The verdict was in and it was clear that our beer came out cloudier and fizzier than the ‘official’ stuff but… it still tasted like beer, albeit not like the branded beer, but beer nonetheless. It was drinkable and it was nice but it’s taste lacked in comparison. Although, admittedly this could be due to our skills not the kit!

comparing the home brew to the professional brew

It was a lot of fun to use this kit and next time I feel like I would enjoy it more now that I know what to expect. Several times I felt lost despite the excellent instructions provided.  

The good news is they have a really vast range of flavours and also other kits (they don’t just do beer!) and so we will definitely be trying this again. 

I’m really pleased with the product as a gift and I would definitely buy friends and family this kit. The handy refill boxes means that as long as you look after your original kit you can just keep making it which is great value for money. Plus if you really get into the brewing process then you can start doing more than one at once and buy a couple of the full kits.

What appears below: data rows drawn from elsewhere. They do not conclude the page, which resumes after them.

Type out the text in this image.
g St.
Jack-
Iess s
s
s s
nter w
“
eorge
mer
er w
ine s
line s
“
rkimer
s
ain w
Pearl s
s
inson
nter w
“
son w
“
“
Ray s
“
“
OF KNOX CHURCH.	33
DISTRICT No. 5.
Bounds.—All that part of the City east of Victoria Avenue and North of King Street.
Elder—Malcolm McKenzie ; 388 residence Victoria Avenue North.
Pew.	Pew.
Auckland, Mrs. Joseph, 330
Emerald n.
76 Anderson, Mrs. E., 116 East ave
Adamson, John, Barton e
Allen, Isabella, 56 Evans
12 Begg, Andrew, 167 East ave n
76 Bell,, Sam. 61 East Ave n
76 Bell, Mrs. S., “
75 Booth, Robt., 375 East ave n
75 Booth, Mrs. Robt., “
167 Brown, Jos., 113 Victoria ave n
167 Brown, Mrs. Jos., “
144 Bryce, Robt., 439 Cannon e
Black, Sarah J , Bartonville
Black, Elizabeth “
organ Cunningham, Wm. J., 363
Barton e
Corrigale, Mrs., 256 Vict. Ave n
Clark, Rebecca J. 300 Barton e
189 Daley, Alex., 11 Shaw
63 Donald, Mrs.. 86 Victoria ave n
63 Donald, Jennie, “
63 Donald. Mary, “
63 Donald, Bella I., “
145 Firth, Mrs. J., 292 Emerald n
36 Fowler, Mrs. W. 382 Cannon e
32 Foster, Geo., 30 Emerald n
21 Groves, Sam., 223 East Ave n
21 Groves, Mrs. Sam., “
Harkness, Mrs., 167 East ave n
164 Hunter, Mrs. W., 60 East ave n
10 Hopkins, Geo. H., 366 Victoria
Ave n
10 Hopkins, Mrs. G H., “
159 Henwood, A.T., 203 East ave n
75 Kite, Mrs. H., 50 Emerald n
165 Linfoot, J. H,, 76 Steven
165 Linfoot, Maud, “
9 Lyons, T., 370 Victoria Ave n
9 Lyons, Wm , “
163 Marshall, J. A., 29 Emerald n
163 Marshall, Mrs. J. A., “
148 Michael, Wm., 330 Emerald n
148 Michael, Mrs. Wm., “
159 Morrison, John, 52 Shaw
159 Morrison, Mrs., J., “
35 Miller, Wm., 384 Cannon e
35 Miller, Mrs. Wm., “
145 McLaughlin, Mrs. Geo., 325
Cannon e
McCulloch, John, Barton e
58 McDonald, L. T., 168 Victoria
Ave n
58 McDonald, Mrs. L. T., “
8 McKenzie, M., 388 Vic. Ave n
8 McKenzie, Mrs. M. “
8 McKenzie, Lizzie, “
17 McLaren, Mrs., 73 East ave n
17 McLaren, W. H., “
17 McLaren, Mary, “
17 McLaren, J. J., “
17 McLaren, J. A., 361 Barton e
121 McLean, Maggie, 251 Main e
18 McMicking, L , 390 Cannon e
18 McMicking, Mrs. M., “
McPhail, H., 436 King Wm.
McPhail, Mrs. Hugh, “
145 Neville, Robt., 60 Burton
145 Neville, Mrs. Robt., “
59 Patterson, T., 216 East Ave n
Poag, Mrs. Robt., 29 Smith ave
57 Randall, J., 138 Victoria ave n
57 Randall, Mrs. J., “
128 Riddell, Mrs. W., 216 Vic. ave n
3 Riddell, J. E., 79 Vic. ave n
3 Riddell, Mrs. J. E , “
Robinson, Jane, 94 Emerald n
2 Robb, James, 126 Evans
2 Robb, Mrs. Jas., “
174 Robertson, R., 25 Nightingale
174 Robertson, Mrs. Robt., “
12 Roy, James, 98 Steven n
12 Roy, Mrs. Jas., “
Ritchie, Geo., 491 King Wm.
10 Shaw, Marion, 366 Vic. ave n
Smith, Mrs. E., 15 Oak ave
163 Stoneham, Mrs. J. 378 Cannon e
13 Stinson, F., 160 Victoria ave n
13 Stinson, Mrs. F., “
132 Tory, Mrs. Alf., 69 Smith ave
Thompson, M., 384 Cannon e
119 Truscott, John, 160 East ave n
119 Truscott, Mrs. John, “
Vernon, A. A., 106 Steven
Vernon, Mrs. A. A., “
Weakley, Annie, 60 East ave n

Space wise, it really didn’t take up a lot of space before, during, or after the process, which is good since it is advertised as being perfect to brew within small spaces. It really opens up the market for people who might be concerned about space and skill for home brewing. 

The kits are relatively affordable as well – the big kit with all of your supplies in was about £45 and then the refill kits are about £15. When you compare this to a night out or a crate of beer, it’s a bargain really. And trust me when I say, it will bring you hours of… entertainment. If you’re even remotely thinking about trying out home brewing then I would highly recommend these kits. 

The company also sells other accessories too and all in all I spent £100 on my gift which was a starter set and included a full kit, a bottle capper, and then 10 bottles, plus I added an additional refill kit. All of this came with the lovely branding on too. I thought it was a very smart gift and made for interesting conversations on Christmas Day, mostly about our home brew company names when we become famous brewers…  

Although we might have to wait a bit longer for that. In the meantime we’ll keep practising.